Parallèlement, d’année en année, et spécialement depuis le règne du regrettable Allègre (dont on ne dira jamais à quel point il fut nuisible pour l’École), l’enseignant a été systématiquement discrédité. Grosse feignasse sempiternellement gréviste ou tirant à la feuille (je ne peux jamais revoir sans être saisie de nausée cette vidéo où une Ségolène Royal épanouie propose, devant un parterre de proviseurs ricanants, les 35 heures de présence dans l’établissement pour tous les enseignants), sadique interdisant les enfants de parole (voir l’affiche indigne de la FCPE représentant une fillette baillonnée), maltraité par les parents au figuré et parfois au propre, ringard sclérosé incapable d’adapter sa pédagogie à la modernité (discours de la plupart des pseudo-experts en sciences de l’Éducation et des journalistes du même métal), maniaque du zéro, de la note chiffrée, du  pensum  et de la colle, pédophile mal assumé (Ségolène, encore), gauchiste fumeux pour la droite, réactionnaire passéiste à tendance raciste pour une certaine « gauche », tellement mal payé qu’une bonne partie de ses élèves ricanent de sa voiture hors d’âge ou de son vélo fatigué… le professeur et l’instituteur ont perdu toute leur aura, toute leur autorité : ce sont juste des « bouffons » (comme les bons élèves, d’ailleurs… mais c’est un autre débat).

Par « autorité », je le répète, je n’entends pas « droit de vriller les oreilles des cancres indisciplinés » et encore moins de leur botter le fondement, mais un rapport hiérarchique relevant du contrat entre l’enseignant et l’élève : tu me transmets des savoirs (des savoir-faire, des savoir-être, comme disent les khuistres),donc je te respecte en tant que « passeur » de ces savoirs – et moi enseignant, inversement, je te respecte précisément parce que tu es celui que j’entreprends d’instruire et d’éduquer.

À partir du moment où la parole de l’enseignant a bien moins de valeur que n’importe quelle rumeur courant sur FB, des « Illuminati » à l’intolérable Dieudonné, il est difficile d’imaginer que son discours, « formateur aguerri » ou pas, puisse avoir un quelconque impact sur son auditoire. 
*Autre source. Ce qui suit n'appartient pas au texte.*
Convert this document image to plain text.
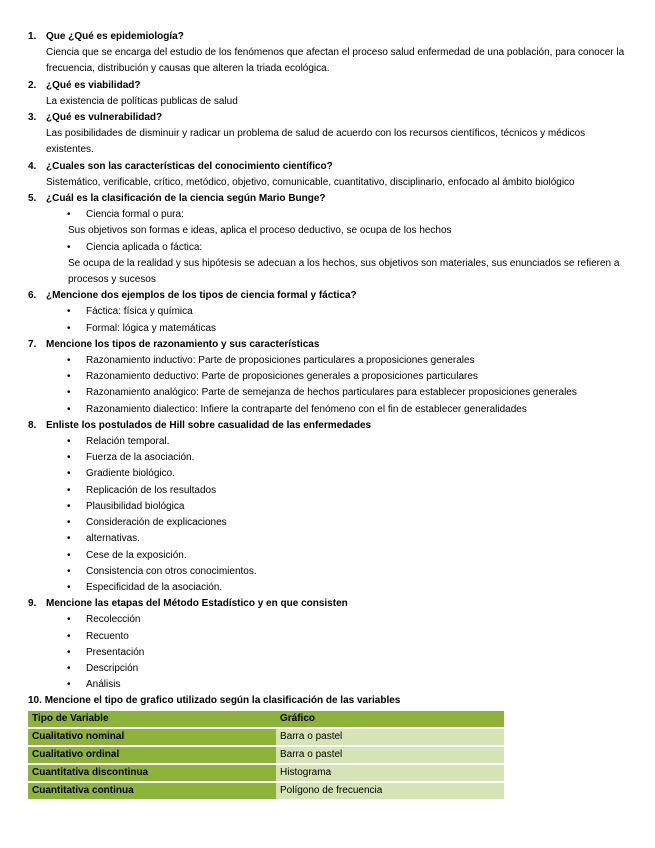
1. Que ¿Qué es epidemiología?
Ciencia que se encarga del estudio de los fenómenos que afectan el proceso salud enfermedad de una población, para conocer la frecuencia, distribución y causas que alteren la triada ecológica.
2. ¿Qué es viabilidad?
La existencia de políticas publicas de salud
3. ¿Qué es vulnerabilidad?
Las posibilidades de disminuir y radicar un problema de salud de acuerdo con los recursos científicos, técnicos y médicos existentes.
4. ¿Cuales son las características del conocimiento científico?
Sistemático, verificable, crítico, metódico, objetivo, comunicable, cuantitativo, disciplinario, enfocado al ámbito biológico
5. ¿Cuál es la clasificación de la ciencia según Mario Bunge?
• Ciencia formal o pura:
Sus objetivos son formas e ideas, aplica el proceso deductivo, se ocupa de los hechos
• Ciencia aplicada o fáctica:
Se ocupa de la realidad y sus hipótesis se adecuan a los hechos, sus objetivos son materiales, sus enunciados se refieren a procesos y sucesos
6. ¿Mencione dos ejemplos de los tipos de ciencia formal y fáctica?
• Fáctica: física y química
• Formal: lógica y matemáticas
7. Mencione los tipos de razonamiento y sus características
• Razonamiento inductivo: Parte de proposiciones particulares a proposiciones generales
• Razonamiento deductivo: Parte de proposiciones generales a proposiciones particulares
• Razonamiento analógico: Parte de semejanza de hechos particulares para establecer proposiciones generales
• Razonamiento dialectico: Infiere la contraparte del fenómeno con el fin de establecer generalidades
8. Enliste los postulados de Hill sobre casualidad de las enfermedades
• Relación temporal.
• Fuerza de la asociación.
• Gradiente biológico.
• Replicación de los resultados
• Plausibilidad biológica
• Consideración de explicaciones
• alternativas.
• Cese de la exposición.
• Consistencia con otros conocimientos.
• Especificidad de la asociación.
9. Mencione las etapas del Método Estadístico y en que consisten
• Recolección
• Recuento
• Presentación
• Descripción
• Análisis
10. Mencione el tipo de grafico utilizado según la clasificación de las variables
Tipo de Variable	Gráfico
Cualitativo nominal	Barra o pastel
Cualitativo ordinal	Barra o pastel
Cuantitativa discontinua	Histograma
Cuantitativa continua	Polígono de frecuencia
François Hollande, dans ses vœux au monde éducatif, a entrepris ce que l’on pourrait appeler malignement un « virage autoritaire » qui laisse absolument pantois, tant la volte-face est spectaculaire. Certes, on avait déjà vu l’ennemi de la finance chouchouter vainement le MEDEF à grand renfort de cadeaux fiscaux, mais on assiste  aujourd’hui  à une étrange métamorphose, de la pédagogie pédolâtre à celle du big stick. «Tout comportement mettant en cause les valeurs de la République ou l'autorité » des enseignants fera l'objet d'un signalement au chef d'établissement, a déclaré le Président, avant de prévenir qu'«aucun incident ne sera(it) laissé sans suite ». Dès qu'il y aura « une mise en cause de la dignité, de l'égalité entre jeune fille et jeune garçon, qu'il y aura une pression, un mot qui sera prononcé qui met en cause une valeur fondamentale de l'école et de la République, il y aura une réaction». 

Fort bien, mais de mauvais plis ont été pris, et le retour en arrière sera difficile, l’habitude étant une seconde nature et rien ne ressemblant plus  à un innocent qu’un coupable assuré de l’impunité. 
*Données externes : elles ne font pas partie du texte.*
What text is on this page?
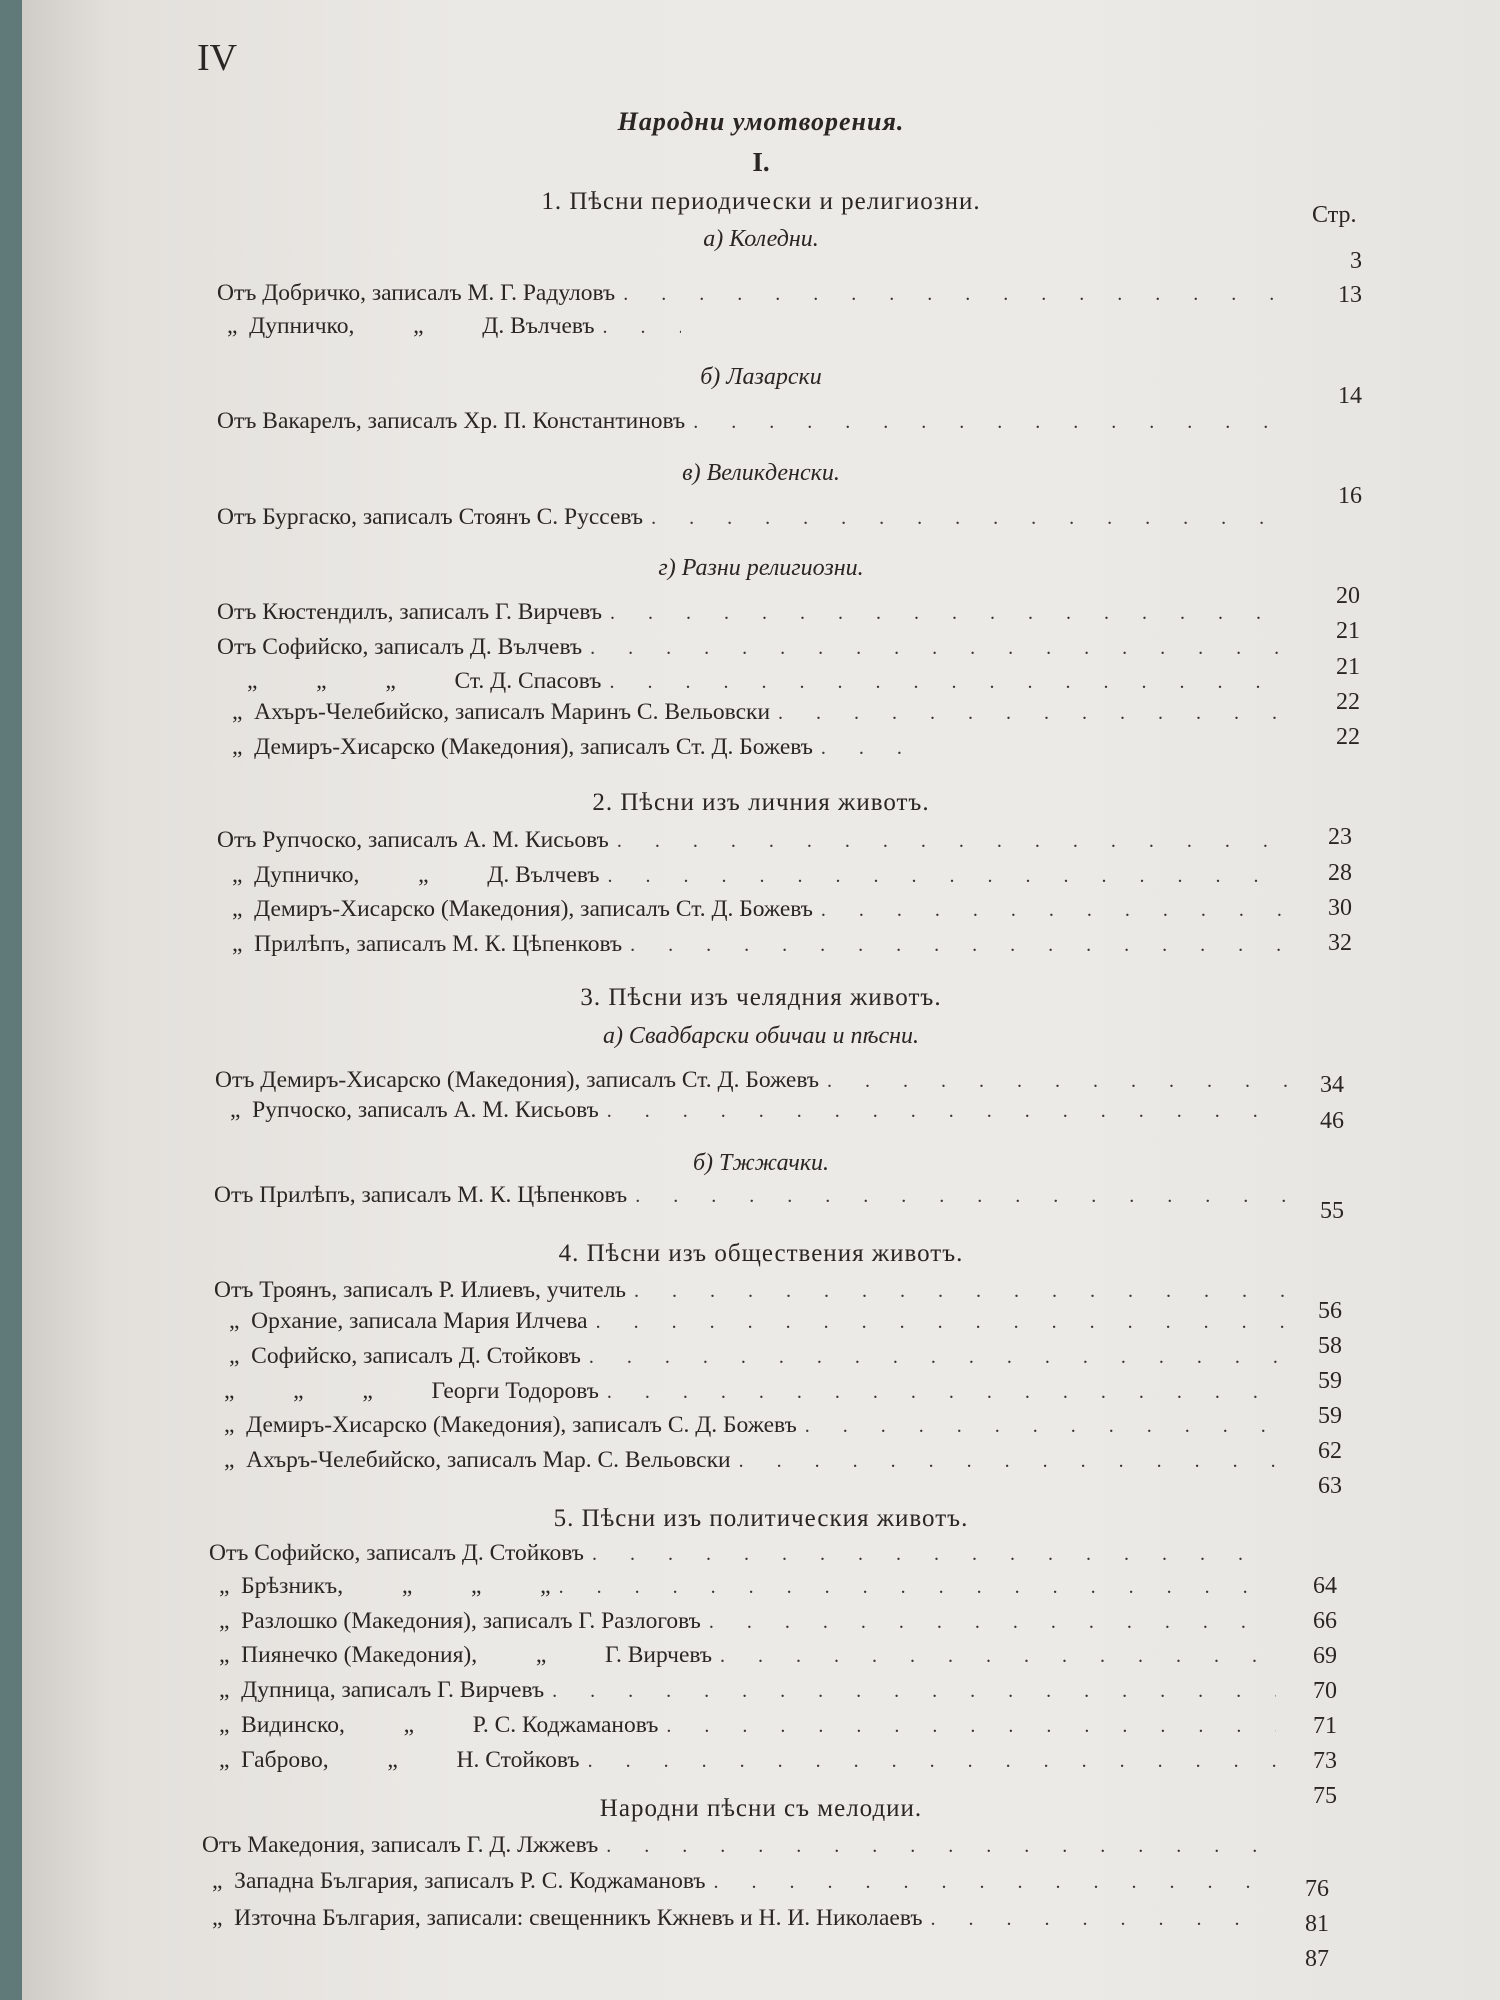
IV
Народни умотворения.
I.
1. Пѣсни периодически и религиозни.	Стр.
а) Коледни.
Отъ Добричко, записалъ М. Г. Радуловъ
. . .
„  Дупничко,          „          Д. Вълчевъ
. . .
б) Лазарски
Отъ Вакарелъ, записалъ Хр. П. Константиновъ
. . .
в) Великденски.
Отъ Бургаско, записалъ Стоянъ С. Руссевъ
. . .
г) Разни религиозни.
Отъ Кюстендилъ, записалъ Г. Вирчевъ
. . .
Отъ Софийско, записалъ Д. Вълчевъ
. . .
„          „          „          Ст. Д. Спасовъ
. . .
„  Ахъръ-Челебийско, записалъ Маринъ С. Вельовски
. . .
„  Демиръ-Хисарско (Македония), записалъ Ст. Д. Божевъ
. . .
2. Пѣсни изъ личния животъ.
Отъ Рупчоско, записалъ А. М. Кисьовъ
. . .
„  Дупничко,          „          Д. Вълчевъ
. . .
„  Демиръ-Хисарско (Македония), записалъ Ст. Д. Божевъ
. . .
„  Прилѣпъ, записалъ М. К. Цѣпенковъ
. . .
3. Пѣсни изъ челядния животъ.
а) Свадбарски обичаи и пѣсни.
Отъ Демиръ-Хисарско (Македония), записалъ Ст. Д. Божевъ
. . .
„  Рупчоско, записалъ А. М. Кисьовъ
. . .
б) Тжжачки.
Отъ Прилѣпъ, записалъ М. К. Цѣпенковъ
. . .
4. Пѣсни изъ обществения животъ.
Отъ Троянъ, записалъ Р. Илиевъ, учитель
. . .
„  Орхание, записала Мария Илчева
. . .
„  Софийско, записалъ Д. Стойковъ
. . .
„          „          „          Георги Тодоровъ
. . .
„  Демиръ-Хисарско (Македония), записалъ С. Д. Божевъ
. . .
„  Ахъръ-Челебийско, записалъ Мар. С. Вельовски
. . .
5. Пѣсни изъ политическия животъ.
Отъ Софийско, записалъ Д. Стойковъ
. . .
„  Брѣзникъ,          „          „          „
. . .
„  Разлошко (Македония), записалъ Г. Разлоговъ
. . .
„  Пиянечко (Македония),          „          Г. Вирчевъ
. . .
„  Дупница, записалъ Г. Вирчевъ
. . .
„  Видинско,          „          Р. С. Коджамановъ
. . .
„  Габрово,          „          Н. Стойковъ
. . .
Народни пѣсни съ мелодии.
Отъ Македония, записалъ Г. Д. Лжжевъ
. . .
„  Западна България, записалъ Р. С. Коджамановъ
. . .
„  Източна България, записали: свещенникъ Кжневъ и Н. И. Николаевъ
. . .
3
13
14
16
20
21
21
22
22
23
28
30
32
34
46
55
56
58
59
59
62
63
64
66
69
70
71
73
75
76
81
87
Pardonnez-moi d’insister : pendant un quart de siècle, on a laissé dire et faire à peu près n’importe quoi au nom de la centralité de l’apprenant, du respect dû à l’enfant, de l’épanouissement et de la spontanéité de l’élève, et soudain, crac, patatras, vlan, dès que tu ouvres le bec tu te retrouves chez le protal… Après avoir sacralisé la parole des enfants ou des ados et leur avoir laissé donner leur avis sur à peu près tout et le reste, on leur intime brusquement l’ordre de se taire. Quoi de moins éducatif que cela ? Comment voulez-vous que ces jeunes comprennent pourquoi, alors que jusqu’ici on s’est extasié sur la moindre de leurs expressions, on leur demande aujourd’hui de s’auto-censurer ?

La solution, me semble-t-il, n’est ni dans le cours de moraline laïque, ni dans l’usage forcené de la matraque (même en faisant la part de la gesticulation dans toutes ces mesures prises dans l’état de sidération choquée de celui qui tombe de la Lune et découvre soudain que le réel n’est pas comme il l’avait cru). On ne va pas faire défiler les potaches en uniforme et leur faire chanter Maréchal nous voilà, L’Orient est rouge, oups pardon La Marseillaise en saluant le drapeau au garde-à-vous tous les matins. On n’impose pas la laïcité et l’amour des valeurs républicaines par la coercition.

La solution, elle est dans une École qui instruit.

Naturellement, les élèves qui « dérapent » doivent être sévèrement punis; il existe des lois sanctionnant le révisionnisme, l’antisémitisme, etc. : appliquons-les ! Devant ces provocateurs qui sont dans la toute-puissance, soyons freudiens, rappelons la Loi, mettons des limites, posons des interdits, mais n’oublions pas que nous sommes d’abord et avant tout des professeurs, et que notre métier c’est d’instruire les enfants et les adolescents qu’on nous a confiés. Et c’est en les instruisant que nous les éduquerons.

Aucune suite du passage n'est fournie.